Well! I am having quite the run of unfortunate luck. First, I lost my computer. Thankfully I found it, but now it’s freezing up and needing to be restarted over and over again. Apparently, there are forces at work that do not want me to finish my column this week. I’m sending along one from many Novembers ago … so sorry!
This year, we’ve had a few cold, gray days, but for the most part, it has been warm and sunny. I keep telling the kids we need to get outside and enjoy the last of the fine weather, but as balmy day begets balmy day, I think they’ve lost all confidence that I know what I am talking about.
Meanwhile, the ranch horses had their seasonal manicure this weekend. “Boy, I think you are going to really like riding Moon Dog next spring during calving,” my husband said afterward, referring to the gentle black gelding that came to live with us in September.
Unlike last year, when I made riding a daily priority, this year I’ve barely been on a horse at all. I’d taken Moon Dog out to ride in the first days after his arrival, but not again since then. I turned to my husband and said, “Why wait until spring? Why not today?”

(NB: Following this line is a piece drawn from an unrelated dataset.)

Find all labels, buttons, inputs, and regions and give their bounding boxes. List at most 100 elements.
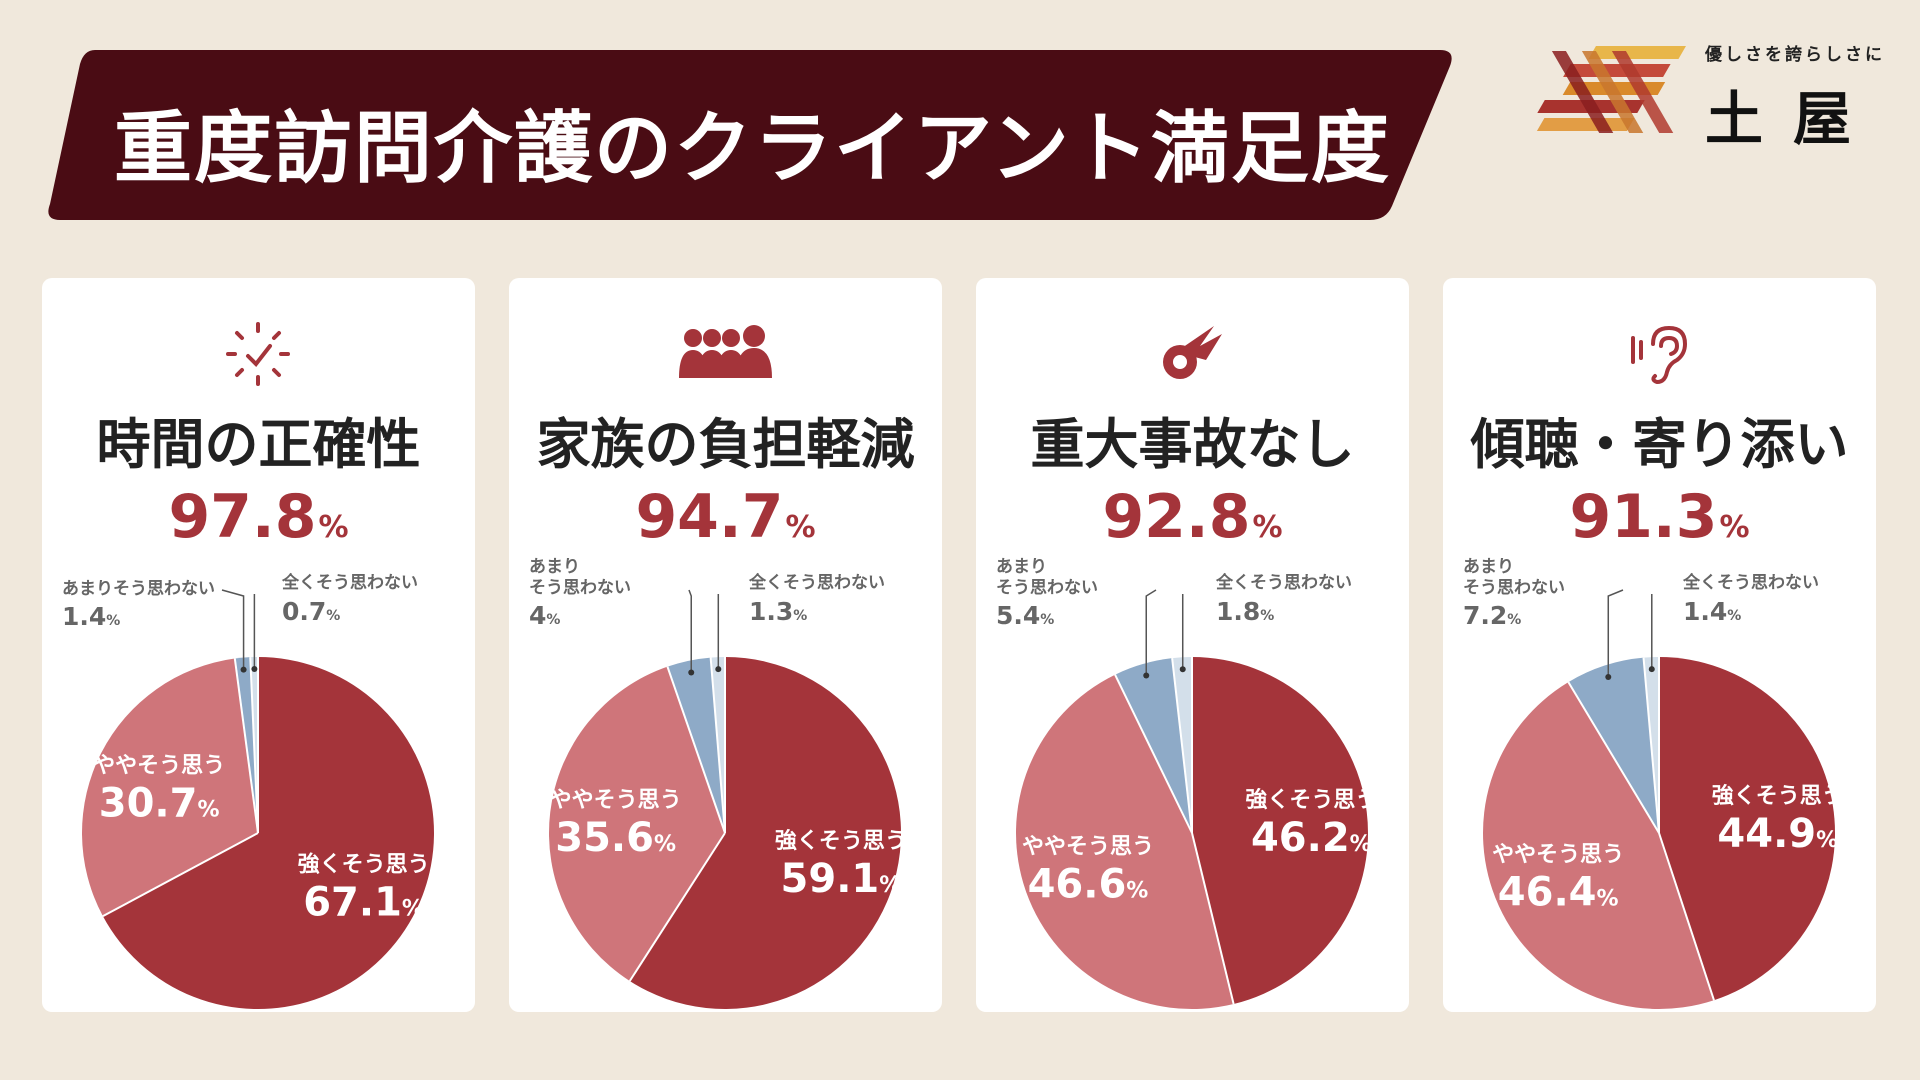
slice-separator [1114, 674, 1193, 834]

Not half an hour later, I was sitting (or trying to sit) in my saddle, cantering across our south pasture, wondering if I had been a bit hasty after all.
As any seasoned rider will tell you, a horse on a hot day is a very different animal than that same horse on a cool, windy one. And a warm day in late November is still not very hot. Plus, at this time of year, unlike in the spring when they are called into work often, our horses have gotten used to doing things their own way and on their own time.
Lucky for me, Moon Dog only had about 30 seconds of full-on feistiness and then settled right down. I think he could tell I was out of shape and took pity on me. The man of the ranch was right — he was a great horse to ride.
Across the pasture we flew, the grass beneath Moon Dog’s pounding hooves gray and gold, the sky above us blue and cloudless. I walk often through the big pasture north of our house and down into the narrow canyons that bisect it, but I very rarely head south. So rarely, in fact, that the view seemed exciting and unexpected, almost like an adventure, as did riding an unfamiliar horse.
We reached the fenceline, and I decided we better go back. As we turned to head north, I again had the overwhelming sense of being surprised. There in the distance, up on the hill, was the peak of our little white house, fully revealed between the bare branches of the windbreak’s trees. At that moment, I realized I’d never experienced that exact view with leafless trees before — probably because the flat, open vista of the south pasture isn’t much fun to walk or ride across in the cold winds of winter. Seeing our house was like meeting a dear, old friend by chance — the waves of joy all the sweeter because they are unanticipated.
It is interesting how infrequently we have a chance to be happily startled by the familiar, but what a gift it can be to see our same old, same old revealed as new. From up close, I often don’t even notice our house as a whole, instead focusing on all that we’ve left undone: the trim that needs painting, the stack of buckets by the door that should have been carried to the barn weeks ago, the box of sour apples that will make a great chicken snack when I finally haul them to the coop.
Trotting towards our house on that sunny November afternoon all those details were obscured. Instead, I saw the roof’s narrow eaves pointing up like the sturdy cap of a precocious gnome, the upstairs windows reflecting the sparkling blue sky like his twinkling eyes, the gray treetops scrawled across his cheeks like a scraggly beard — a face so kind and jovial it was impossible not to smile at the sight.
“Come on, Moon Dog,” I said with a laugh, and we jogged all the way home.